Button raising hands:
Any Ace, any K, and suited Q. Any two suited cards, 8 or higher.
May vary some depending on opponents, who’s in the SB and BB.
Looking to call a re-raise about half his raising hands on button. Calling re-raises w/ hands he wouldn’t even play UTG.
Chris Ferguson
Too many players don’t take into consideration how many people see a flop. Heads-up post flop, middle pair pretty nice hand. 5-6 people see the flop, middle pair not so great. Instead of check-raising, or betting, check-folding middle pair. 6 people see the flop w/ pocket pairs, 50 percent chance someone has a set.
This tournament, 50-100 blinds, 20k start. You need to be more concerned about monster hands. Too many too willing to go broke on mid-range hand. With AA and a deep stack, he wants to put in 2 or 3 bets, not loving 4. Willing to check a street with AA to avoid putting to much in the put.
Howard on Mental Approach
Win a tournament by playing well. It’s about building your stack, not panicking when bad things happen, and hang in there.
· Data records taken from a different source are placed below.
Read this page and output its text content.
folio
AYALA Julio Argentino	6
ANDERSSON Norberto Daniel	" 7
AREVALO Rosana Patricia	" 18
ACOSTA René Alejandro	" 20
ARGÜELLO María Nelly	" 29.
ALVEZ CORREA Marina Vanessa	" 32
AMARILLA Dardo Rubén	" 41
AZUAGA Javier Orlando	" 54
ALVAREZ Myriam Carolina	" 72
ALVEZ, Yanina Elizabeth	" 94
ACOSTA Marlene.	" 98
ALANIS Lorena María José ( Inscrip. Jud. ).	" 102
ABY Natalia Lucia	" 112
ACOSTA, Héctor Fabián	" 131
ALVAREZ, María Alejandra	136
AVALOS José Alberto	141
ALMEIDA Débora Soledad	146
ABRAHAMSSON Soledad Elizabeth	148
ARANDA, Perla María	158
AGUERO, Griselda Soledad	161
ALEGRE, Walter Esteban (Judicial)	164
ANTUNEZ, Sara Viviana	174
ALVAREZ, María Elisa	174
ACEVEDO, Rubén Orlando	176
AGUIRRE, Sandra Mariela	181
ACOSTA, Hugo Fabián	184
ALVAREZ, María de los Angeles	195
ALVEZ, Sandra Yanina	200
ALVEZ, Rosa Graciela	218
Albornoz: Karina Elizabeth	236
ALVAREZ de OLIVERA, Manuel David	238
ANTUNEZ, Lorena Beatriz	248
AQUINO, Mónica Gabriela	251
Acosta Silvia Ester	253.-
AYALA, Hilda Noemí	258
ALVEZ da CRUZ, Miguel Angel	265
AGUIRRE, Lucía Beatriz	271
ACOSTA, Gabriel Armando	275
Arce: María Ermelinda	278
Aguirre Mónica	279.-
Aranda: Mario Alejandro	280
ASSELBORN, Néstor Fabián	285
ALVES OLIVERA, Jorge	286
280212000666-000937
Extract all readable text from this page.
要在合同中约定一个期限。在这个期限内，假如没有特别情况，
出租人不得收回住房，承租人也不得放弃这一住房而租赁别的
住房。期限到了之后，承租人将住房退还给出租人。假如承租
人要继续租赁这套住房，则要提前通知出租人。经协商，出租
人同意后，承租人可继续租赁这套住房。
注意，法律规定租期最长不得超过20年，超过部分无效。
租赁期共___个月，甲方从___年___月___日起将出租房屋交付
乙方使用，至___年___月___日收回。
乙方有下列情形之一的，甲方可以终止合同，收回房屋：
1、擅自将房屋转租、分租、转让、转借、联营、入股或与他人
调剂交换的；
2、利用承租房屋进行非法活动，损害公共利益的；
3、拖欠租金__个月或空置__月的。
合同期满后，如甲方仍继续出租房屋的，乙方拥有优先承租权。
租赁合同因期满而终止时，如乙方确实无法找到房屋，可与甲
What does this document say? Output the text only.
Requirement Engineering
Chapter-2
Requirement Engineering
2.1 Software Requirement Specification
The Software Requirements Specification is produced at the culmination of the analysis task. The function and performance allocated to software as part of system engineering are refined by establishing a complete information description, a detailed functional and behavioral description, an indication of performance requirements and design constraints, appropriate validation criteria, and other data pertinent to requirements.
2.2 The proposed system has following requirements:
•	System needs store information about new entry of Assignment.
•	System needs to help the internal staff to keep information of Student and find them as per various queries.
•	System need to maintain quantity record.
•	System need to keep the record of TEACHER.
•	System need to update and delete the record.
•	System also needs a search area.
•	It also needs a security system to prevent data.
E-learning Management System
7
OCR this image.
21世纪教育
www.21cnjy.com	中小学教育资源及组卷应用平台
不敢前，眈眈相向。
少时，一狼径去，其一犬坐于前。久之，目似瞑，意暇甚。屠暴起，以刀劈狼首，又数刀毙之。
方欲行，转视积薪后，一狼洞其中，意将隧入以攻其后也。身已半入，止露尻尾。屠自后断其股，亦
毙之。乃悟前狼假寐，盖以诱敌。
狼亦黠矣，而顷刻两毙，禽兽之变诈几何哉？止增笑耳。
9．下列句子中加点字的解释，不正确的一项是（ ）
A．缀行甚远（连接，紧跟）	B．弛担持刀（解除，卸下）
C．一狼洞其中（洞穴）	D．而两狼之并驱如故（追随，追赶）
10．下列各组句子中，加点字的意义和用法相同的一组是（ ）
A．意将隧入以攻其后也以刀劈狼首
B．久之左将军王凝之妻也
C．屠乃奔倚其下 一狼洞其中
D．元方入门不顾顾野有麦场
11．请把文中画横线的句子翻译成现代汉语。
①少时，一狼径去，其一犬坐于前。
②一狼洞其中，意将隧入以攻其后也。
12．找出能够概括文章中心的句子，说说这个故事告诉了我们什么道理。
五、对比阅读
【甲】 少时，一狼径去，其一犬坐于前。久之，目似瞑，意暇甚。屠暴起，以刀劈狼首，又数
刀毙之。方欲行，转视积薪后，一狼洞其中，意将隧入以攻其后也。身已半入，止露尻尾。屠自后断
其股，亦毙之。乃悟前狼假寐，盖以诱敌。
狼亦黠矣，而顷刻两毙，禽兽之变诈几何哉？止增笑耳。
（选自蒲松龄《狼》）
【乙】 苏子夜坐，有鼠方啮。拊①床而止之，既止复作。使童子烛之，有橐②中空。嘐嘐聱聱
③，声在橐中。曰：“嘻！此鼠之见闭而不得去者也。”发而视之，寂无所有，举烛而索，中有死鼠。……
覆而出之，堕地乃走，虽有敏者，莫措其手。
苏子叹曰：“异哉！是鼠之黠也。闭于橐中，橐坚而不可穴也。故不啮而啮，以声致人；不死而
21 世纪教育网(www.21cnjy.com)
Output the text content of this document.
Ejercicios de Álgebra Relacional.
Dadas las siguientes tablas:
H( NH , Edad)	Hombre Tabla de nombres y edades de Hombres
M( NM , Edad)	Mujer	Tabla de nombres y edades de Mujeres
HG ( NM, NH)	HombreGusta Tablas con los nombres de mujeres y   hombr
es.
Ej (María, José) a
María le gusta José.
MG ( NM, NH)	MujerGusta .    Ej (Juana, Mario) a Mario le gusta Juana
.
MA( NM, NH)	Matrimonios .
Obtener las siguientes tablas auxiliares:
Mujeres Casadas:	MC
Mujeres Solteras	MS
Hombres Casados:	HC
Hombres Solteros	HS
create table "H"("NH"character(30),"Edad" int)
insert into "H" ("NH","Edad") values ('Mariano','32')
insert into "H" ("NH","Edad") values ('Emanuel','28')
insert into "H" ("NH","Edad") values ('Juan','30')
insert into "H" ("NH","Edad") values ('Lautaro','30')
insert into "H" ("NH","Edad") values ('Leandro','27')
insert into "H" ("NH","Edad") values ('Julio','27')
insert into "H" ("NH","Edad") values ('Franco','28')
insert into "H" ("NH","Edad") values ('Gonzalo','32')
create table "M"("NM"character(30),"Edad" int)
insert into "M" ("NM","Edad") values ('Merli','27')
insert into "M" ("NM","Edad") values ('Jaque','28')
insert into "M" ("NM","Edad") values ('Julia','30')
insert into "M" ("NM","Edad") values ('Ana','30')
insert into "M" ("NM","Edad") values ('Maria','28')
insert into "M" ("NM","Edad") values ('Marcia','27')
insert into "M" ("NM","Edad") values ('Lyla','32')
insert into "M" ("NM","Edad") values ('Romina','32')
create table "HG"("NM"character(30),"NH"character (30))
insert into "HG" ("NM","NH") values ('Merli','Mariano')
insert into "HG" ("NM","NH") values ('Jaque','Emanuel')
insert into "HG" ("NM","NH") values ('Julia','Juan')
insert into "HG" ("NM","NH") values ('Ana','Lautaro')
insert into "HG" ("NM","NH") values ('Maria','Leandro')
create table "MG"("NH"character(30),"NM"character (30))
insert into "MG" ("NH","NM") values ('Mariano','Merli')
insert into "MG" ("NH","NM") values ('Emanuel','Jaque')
Advice from Dan Harrington: At every tournament table, there will be at least one player who is uncomfortable with the level of play. Uncomfortable people avoid situations by leaving. They don’t like the pressure so they look to bust by playing poorly. Your obligation to help them out. Play pots with that guy.
Playing poker isn’t just about playing poker hands. Also about what you’re doing when you’re out of the hand. Still a lot of poker to be played after you’ve mucked. Really pay attention, even when you’re out of a hand.
Playing deep in a tournament you need to “stay in the moment.” Here and now – this hand, this street, is all that matters. What has happened to you before — “you had the chip lead 20 minutes ago” isn’t going to help you play this hand any better.
More damaging than thinking about the hand you lost is getting ahead of yourself. (More on this topic in the clip below).
Howard had16 cashes and 13 final tables before his first bracelet. Got ahead of himself, thinking about how important it was to win a bracelet.